In the middle of summer 2021, Zion I Kings came through striking hot with the release of the “Mash Down Riddim” to the masses. Forever honoring the legacy of His Excellency Haile Selassie I, “Mash Down Riddim” is the 9th riddim to come from this heavy modern reggae production team/trio in a riddim series. It features a myriad of voices considered to be crown jewels of our time in roots reggae. “Mash Down Riddim” finds Akae Beka, Pressure, Lutan Fyah, Clatta Bumboo, The Movement, Medisun, Lloyd Brown, Messenjah Selah, Ras Teo, and of course the original artist Blakkamoore – all chanting over the scorching sound of Blakkamoore’s “Mash Down Georgetown” which was first featured on the phenomenal full length record “Upward Spiral” in May 2020. In this day, we have the pleasure of hearing the brilliance of Satta Sound, straight outta Warren VT, spinning up a massive mixdown of the “Mash Down Riddim” into a streaming, non-stop back-to-back captivating 22 minute segment, featuring all artists juggling the sound from one to another.
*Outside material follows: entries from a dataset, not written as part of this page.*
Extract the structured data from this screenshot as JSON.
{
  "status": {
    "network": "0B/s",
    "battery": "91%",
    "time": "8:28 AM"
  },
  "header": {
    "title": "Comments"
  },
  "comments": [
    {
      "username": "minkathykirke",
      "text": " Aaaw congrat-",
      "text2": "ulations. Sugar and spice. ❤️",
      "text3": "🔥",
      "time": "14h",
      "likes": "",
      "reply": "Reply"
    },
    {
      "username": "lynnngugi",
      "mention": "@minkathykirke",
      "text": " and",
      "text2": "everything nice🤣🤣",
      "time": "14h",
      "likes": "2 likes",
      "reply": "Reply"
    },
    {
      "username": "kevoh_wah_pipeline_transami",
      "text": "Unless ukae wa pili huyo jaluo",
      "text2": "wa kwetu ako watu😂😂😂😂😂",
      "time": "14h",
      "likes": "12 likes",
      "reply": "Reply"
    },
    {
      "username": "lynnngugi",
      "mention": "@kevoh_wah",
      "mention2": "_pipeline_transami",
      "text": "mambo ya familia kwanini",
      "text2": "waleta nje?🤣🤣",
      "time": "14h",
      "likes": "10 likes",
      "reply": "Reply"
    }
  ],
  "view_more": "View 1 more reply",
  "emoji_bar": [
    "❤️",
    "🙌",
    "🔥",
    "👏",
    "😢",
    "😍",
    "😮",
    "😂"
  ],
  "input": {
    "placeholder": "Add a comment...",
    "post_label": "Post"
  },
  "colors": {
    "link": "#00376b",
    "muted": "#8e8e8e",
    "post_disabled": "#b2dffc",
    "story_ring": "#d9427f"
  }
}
While the original “Mash Down Georgetown” reasons and gives tribute to Blakkamoore’s home country of Guyana, the “Mash Down Riddim” provides a platform to let other artists illuminate on a host of diverse subjects delving into themes as near and far as the pandemic, ganja, the likeness of H.I.M, as well as the benefits of simply slowing down. This is the power of the riddim format. It serves as a dissection and explosion all at once. Satta Sound’s DJ style mixdown provides the opportunity to glorify certain aspects of the original riddim – all the while creating new songs and hooks for the books, magically displaying just how much creativity can spawn from a bass line and a beat.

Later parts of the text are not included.